Développer une communauté de pairs : des réunions régulières réservées aux pairs peuvent aider les nouveaux pairs à s’habituer au programme et bâtir le moral et la cohésion. S’il n’existe pas de communauté de pairs dans le milieu de travail, le panel d’experts recommande des appels téléphoniques ou vidéoconférences réguliers avec des pairs d’autres programmes (page 114, Chapitre 4).
Financement et durabilité (Sustainability)
Le facteur interne le plus important pour la durabilité est que l’ensemble du personnel considère les SSP comme une partie intégrale des services du programme (page 116, Chapitre 4).
Créer une mémoire institutionnelle par une bonne tenue de dossiers : sauvegarder les descriptions de poste des pairs et documenter les procédures opérationnelles standard montrant comment les pairs s’intègrent dans le travail continu du programme (page 116, Chapitre 4).
Sources de financement : Medicaid (dans de nombreux États, mais pas tous pour les TUS) ; subventions SAMHSA ; fonds dédiés ou revenus généraux des États ; assurance santé privée ; fondations et sources privées ; modèle CCBHC (Certified Community Behavioral Health Clinic) ; Medicaid health homes (pages 116-117, Chapitre 4)
Réf. 517 : Peer Recovery Center of Excellence. (2021).
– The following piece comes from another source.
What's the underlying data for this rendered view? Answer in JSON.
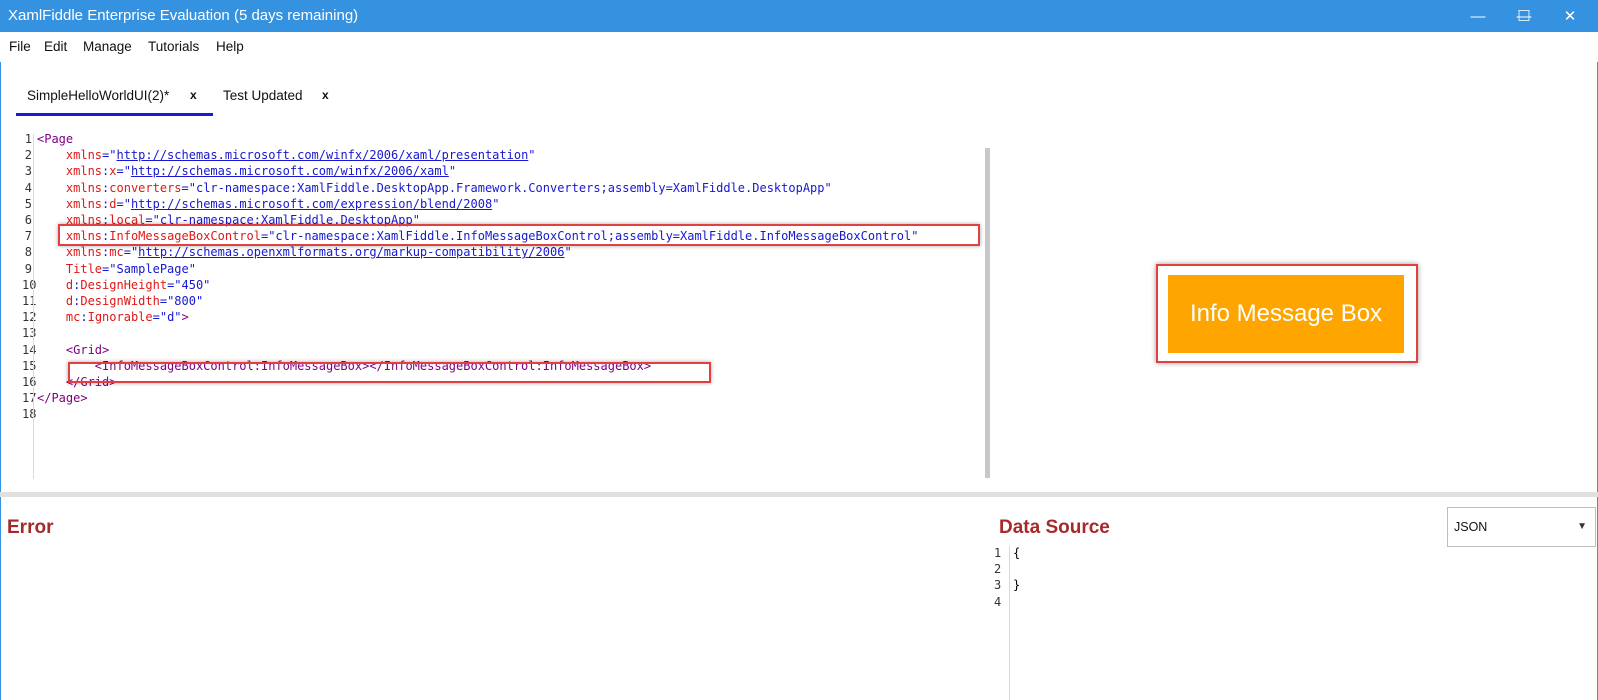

Peer recovery support: Evolving roles and settings; A literature review (p. 23). https://peerrecoverynow.org/documents/PeerRecoverySupport-LiteratureReview_Final-Nov2021.pdf
Réf. 459 : Medicaid and CHIP Access Commission. (2019). Recovery support services for Medicaid beneficiaries with a substance use disorder [Issue brief].
Réf. 460 : Chapman, S., Blash, L. K., Mayer, K., & Spetz, J. (2018). Emerging roles for peer providers in mental and substance use disorders. American Journal of Preventive Medicine, 54(6 Suppl. 3), S267–S274.
Pour être remboursables par Medicaid, les SSP et les pairs doivent répondre aux exigences fédérales en matière de documentation, coordination des soins, supervision, et formation/certification (page 105, Chapitre 4)
Réf. 459, 460 : (mêmes sources que ci-dessus)
Évaluation, marketing et plaidoyer pour les SSP
Les administrateurs devraient collecter et partager des informations démontrant la valeur des SSP (page 117, Chapitre 4) :
- Métriques d’utilisation : impact sur la rétention des clients, taux de rendez-vous manqués, utilisation des services hospitaliers
- Métriques de résultats : effet sur l’emploi des clients, réduction de l’implication dans des activités illégales
- Sondages qualitatifs : sonder le personnel (pair et non-pair) et les clients du programme sur leur expérience avec les SSP
- Récits (Storytelling) : histoires anonymes de clients aidés par les SSP, partagées via les réseaux sociaux, le site web de l’organisation, et les sessions d’éducation communautaire
Réf. 527 : Gagne, C., Olivet, J., & Davis, L. (2012). Equipping behavioral health systems & authorities to promote peer specialist/peer recovery coaching services: Expert panel meeting report. Substance Abuse and Mental Health Services Administration.
Source(s) principale(s)
SAMHSA, « Incorporating Peer Support Into Substance Use Disorder Treatment Services (TIP 64) », Substance Abuse and Mental Health Services Administration, 2023. http://www.ncbi.nlm.nih.gov/books/NBK596262/.
Recension du GT pair-aidance en addictions
Cette fiche complète un guide de synthèse sur la pair-aidance en addictions réalisé dans le cadre du projet Hôpital et Addictions.
Elle fait partie d’un cahier de ressources thématiques, téléchargeable au format PDF.